The Art and Science of MobilesThursday, September 20, 2018

The scientist’s laboratory and the artist’s studio have a lot in common. Both places engage in open-ended inquiry, accept failure as part of the process, and acknowledge that learning depends on constant thinking and doing. In view of these similarities, Huntington classroom teachers and visual artist Beth Giacummo decided to merge the two disciplines in a project for fourth graders. They designed an arts-integrated project that reinforced classroom science lessons on force, motion and energy.

In the first session, Ms. Giacummo explained to the students that they would be learning about master and contemporary artists. The teaching artist would introduced different artists throughout the project.

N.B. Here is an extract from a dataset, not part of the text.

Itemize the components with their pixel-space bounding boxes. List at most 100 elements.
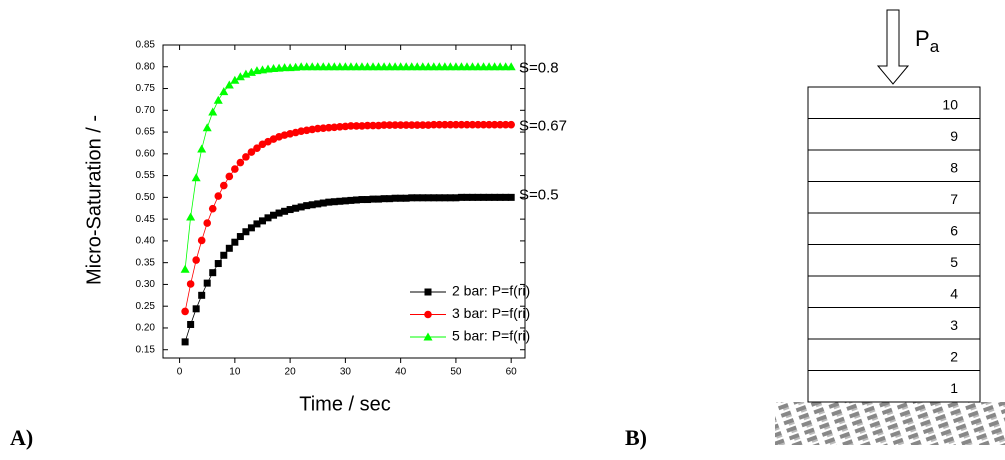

The children’s curiosity about the artists would be the basis for curating a collection of artworks, which would be used to create a mobile.  The mobile would also demonstrated a variety of scientific concepts, such as  kinetic versus. potential energy, gravity and friction, magnetic force and simple machines.

To begin, the students created personal chests to house their curated collection of artworks and other mobile components. The teaching artist guided the students in decorating the chests with imagery inspired by artist Keith Haring.

Next, she supplied the class with a handout containing 10 images of visual art masterpieces and explained the concept of curating. Students were asked to study the images, select and cut out three images, and store the images in their chests. The students identified the elements of curiosity in each selected image.

In subsequent sessions, students learned about Yayoi Kusama, a contemporary Japanese artist who works primarily in sculpture and installation. Ms. Giacummo guided the students in the creation of pumpkins inspired by Ms. Kusama.

The teaching artist also introduced Alexander Calder’s Circus, which would influence the students’ mobile construction. In addition, each student was given a strip of M. C. Escher’s artwork to fasten to the band that would suspend the art objects from the top of the mobile.

Prior to the project’s fourth session, the students saw CIRQUE-TACULAR’S “The Art of Circus.” The performance consisted of acrobatics inspired by visual art masterpieces. In class, the students had composed expressive essays about the performance, which reinforced the unit plan’s objectives of supporting target vocabulary. During the session, students painted their pumpkins. Ms. Giacummo worked with the students on a personal level, engaging them in conversations about their color preferences.

In the culminating session, students shared their finished mobiles, making connections between the artwork and their knowledge of force, motion and energy.